Por Jesús Rivera
Reynosa, Tamaulipas. El empresario de la industria de la tortilla Jorge Negrete Martínez asegura que el producto elaborado a base de sorgo blanco es más nutritivo y mucho más barato que el de maíz o MASECA.
Recomendada para los celíacos -intolerancia al gluten- y para los diabéticos, la tortilla de sorgo recibe un fuerte impulso del Gobierno del Estado de Tamaulipas.
Esta tarde, el Secretario de Desarrollo Rural Antonio Varela Flores comunicó que se iniciará la construcción de una planta procesadora que tendrá capacidad para fabricar hasta 20 mil toneladas de harina al año.
Esto requerirá de por lo menos la siembra de 10 mil hectáreas de esta variedad de sorgo que es apto para el consumo humano.
Quienes han probado las tortillas de sorgo han comentado que tienen un sabor similar al del maíz, pero tienen la ventaja de no tener efectos sobre las personas intolerantes al gluten-asegura Negrete.
Al requerirse menos cantidad de semilla para elaborar igual cantidad de producto, resulta más barata su producción.
El Gobierno de Tamaulipas destacó que las tortillas que se produzcan con la harina procesada en Soto la Marina serán destinadas principalmente a programas alimentarios del sistema DIF Estatal, de la Secretaría de Bienestar Social y en los Centros de Ejecución de Sanciones.

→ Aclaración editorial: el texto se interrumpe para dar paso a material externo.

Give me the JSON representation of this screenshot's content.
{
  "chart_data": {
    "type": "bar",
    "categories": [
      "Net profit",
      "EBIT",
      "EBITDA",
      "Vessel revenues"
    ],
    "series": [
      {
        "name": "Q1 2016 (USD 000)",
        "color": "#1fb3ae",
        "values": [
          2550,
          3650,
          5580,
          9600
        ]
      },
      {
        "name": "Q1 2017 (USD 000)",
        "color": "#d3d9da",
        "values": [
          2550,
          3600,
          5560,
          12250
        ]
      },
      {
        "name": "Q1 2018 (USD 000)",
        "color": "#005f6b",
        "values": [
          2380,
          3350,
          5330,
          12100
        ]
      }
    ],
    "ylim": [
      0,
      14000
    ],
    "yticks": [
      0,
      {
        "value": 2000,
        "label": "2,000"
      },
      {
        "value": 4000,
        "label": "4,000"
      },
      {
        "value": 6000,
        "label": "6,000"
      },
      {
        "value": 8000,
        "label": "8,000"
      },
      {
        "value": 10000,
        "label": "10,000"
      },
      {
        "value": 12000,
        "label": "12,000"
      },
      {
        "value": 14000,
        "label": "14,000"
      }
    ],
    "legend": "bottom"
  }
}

Jorge Negrete reconoció que aún falta tiempo para que se generalice su consumo en Tamaulipas.
Se tendría que vencer una tendencia de la población de pensar que el sorgo sirve solamente para alimentar al ganado.
No obstante, la variedad de blanca produce una harina de similar calidad que la del maíz, con incluso más nutrientes y el plus de servir para el tratamiento de la enfermedad celíaca.
El empresario dijo que si se da la oportunidad él mismo podría abrir una tortillería en Reynosa que utilice harina de sorgo.
Debido a las características que esta producto debe presentar, aún se utiliza un porcentaje de harina elaborada con maíz mezclada con la de sorgo para fabricar las tortillas.
El precio del kilogramo es significativamente más barato, ya que el de maíz supera los 30 pesos, en tanto que el de sorgo rondaría en los doce o catorce pesos, si se llegara a comercializar actualmente al público.